In [28] , we are interested in large scale distributed platforms like BOINC, consisting of heterogeneous resources and using the Internet as underlying communication network. In this context, we study a resource clustering problem, where the goal is to build clusters having at least a given capacity and such that any two participants to the same cluster are not too far from each other. In this context, the distance between two participants corresponds to the latency of a communication between them. Our goal is to provide algorithms with provable approximation ratios. In such large scale networks, it is not realistic to assume that the whole latency matrix (that gives the latency between any two participants) is known, and we need to rely on embedding tools such as Vivaldi or Sequoia. These tools enable to work on compact descriptions and well described metric spaces in which the distance between two points can be obtained directly from a small amount of information available at each node. We present the Bin Covering under Distance Constraint problem (BCDC for short), and propose dedicated algorithms for this problem for each metric space induced by each of the embedding tools. Then, we propose a comparison of these algorithms based on actual latency measures, that enables to decide which algorithm/embedding tool pair offers in practice for realistic datasets the best balancing between distance prediction and approximation ratios for the resource clustering problem.
Broadcasting on Large Scale Heterogeneous Platforms with Connectivity Artifacts under the Bounded Multi-Port Model
Participants : Olivier Beaumont, Nicolas Bonichon, Lionel Eyraud-Dubois, Przemyslaw Uznanski.

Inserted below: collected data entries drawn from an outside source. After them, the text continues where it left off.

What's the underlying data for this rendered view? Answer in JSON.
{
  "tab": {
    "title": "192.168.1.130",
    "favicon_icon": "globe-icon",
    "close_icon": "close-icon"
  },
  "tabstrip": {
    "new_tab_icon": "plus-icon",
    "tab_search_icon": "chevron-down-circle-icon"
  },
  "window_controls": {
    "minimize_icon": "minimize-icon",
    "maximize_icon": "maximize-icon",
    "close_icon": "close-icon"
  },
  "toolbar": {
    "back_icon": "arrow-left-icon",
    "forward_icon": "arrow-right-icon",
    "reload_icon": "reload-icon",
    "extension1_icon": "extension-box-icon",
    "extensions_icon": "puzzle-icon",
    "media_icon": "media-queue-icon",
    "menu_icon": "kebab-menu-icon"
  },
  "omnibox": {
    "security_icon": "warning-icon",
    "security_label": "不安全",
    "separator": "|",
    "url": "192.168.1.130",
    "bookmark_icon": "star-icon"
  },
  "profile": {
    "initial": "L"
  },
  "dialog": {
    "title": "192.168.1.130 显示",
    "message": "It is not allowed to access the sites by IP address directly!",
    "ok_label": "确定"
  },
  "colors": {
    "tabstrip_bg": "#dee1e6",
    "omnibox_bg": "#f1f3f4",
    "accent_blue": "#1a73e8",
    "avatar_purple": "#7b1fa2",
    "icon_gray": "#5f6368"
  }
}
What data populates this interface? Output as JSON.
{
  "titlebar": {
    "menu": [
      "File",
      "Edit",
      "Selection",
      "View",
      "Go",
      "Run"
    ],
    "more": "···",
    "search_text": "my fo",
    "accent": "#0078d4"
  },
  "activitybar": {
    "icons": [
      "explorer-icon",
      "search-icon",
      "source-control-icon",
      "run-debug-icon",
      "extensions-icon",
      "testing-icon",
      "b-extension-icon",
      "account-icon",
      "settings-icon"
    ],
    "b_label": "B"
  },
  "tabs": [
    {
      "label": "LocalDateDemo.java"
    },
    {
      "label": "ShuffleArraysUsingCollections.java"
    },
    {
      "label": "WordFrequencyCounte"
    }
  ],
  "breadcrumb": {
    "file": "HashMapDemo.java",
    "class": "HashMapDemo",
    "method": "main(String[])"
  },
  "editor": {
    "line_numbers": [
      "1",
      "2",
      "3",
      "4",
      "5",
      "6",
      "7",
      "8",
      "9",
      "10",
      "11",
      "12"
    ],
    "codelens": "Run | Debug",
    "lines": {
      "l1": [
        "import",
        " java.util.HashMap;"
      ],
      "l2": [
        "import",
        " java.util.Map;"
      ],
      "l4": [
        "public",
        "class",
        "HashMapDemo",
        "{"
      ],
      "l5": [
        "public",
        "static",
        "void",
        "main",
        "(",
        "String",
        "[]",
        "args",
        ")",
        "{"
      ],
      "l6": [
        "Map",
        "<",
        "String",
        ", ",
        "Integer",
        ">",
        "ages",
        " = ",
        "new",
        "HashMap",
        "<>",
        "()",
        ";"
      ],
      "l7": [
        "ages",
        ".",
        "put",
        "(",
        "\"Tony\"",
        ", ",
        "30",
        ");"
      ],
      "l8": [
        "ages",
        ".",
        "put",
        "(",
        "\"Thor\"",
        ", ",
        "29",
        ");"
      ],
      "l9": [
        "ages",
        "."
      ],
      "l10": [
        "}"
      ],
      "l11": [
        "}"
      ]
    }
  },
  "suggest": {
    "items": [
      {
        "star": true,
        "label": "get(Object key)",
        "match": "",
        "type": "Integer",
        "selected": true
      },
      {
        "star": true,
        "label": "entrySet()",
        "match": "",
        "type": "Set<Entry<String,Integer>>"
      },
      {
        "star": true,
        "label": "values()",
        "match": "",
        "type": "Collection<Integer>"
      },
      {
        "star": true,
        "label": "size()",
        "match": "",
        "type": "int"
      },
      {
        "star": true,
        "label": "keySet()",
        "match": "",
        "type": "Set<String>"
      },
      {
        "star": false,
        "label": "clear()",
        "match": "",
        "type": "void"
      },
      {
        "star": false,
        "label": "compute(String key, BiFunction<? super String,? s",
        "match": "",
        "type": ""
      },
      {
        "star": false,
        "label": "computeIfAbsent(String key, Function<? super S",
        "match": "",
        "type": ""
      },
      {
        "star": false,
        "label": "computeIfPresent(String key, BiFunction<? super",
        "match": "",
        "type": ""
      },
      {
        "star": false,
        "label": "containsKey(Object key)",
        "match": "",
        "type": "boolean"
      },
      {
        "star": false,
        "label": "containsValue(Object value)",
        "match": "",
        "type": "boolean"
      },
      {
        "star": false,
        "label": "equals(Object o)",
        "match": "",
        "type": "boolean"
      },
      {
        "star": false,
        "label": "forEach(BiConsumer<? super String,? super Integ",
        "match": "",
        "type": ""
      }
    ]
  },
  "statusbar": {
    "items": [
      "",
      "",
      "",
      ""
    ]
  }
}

In [32] , we consider the classical problem of broadcasting a large message at an optimal rate in a large scale distributed network. The main novelty of our approach is that we consider that the set of participating nodes can be split into two parts: "green" nodes that stay in the open-Internet and "red" nodes that lie behind firewalls or NATs. Two red nodes cannot communicate directly, but rather need to use a green node as a gateway for transmitting a message. In this context, we are interested in both maximizing the throughput (i.e. the rate at which nodes receive the message) and minimizing the degree at the participating nodes, i.e. the number of TCP connections they must handle simultaneously. We consider both cyclic and acyclic solutions for the flow graph. In the cyclic case, our main contributions are a closed form formula for the optimal cyclic throughput and the proof that the optimal solution may require arbitrarily large degrees. In the acyclic case, we propose an algorithm to achieve the optimal throughput with low degree. Then, we prove a worst case ratio between the optimal acyclic and cyclic throughput and show through simulations that this ratio is on average very close to 1, which makes acyclic solutions efficient both in terms of throughput and of number of connections.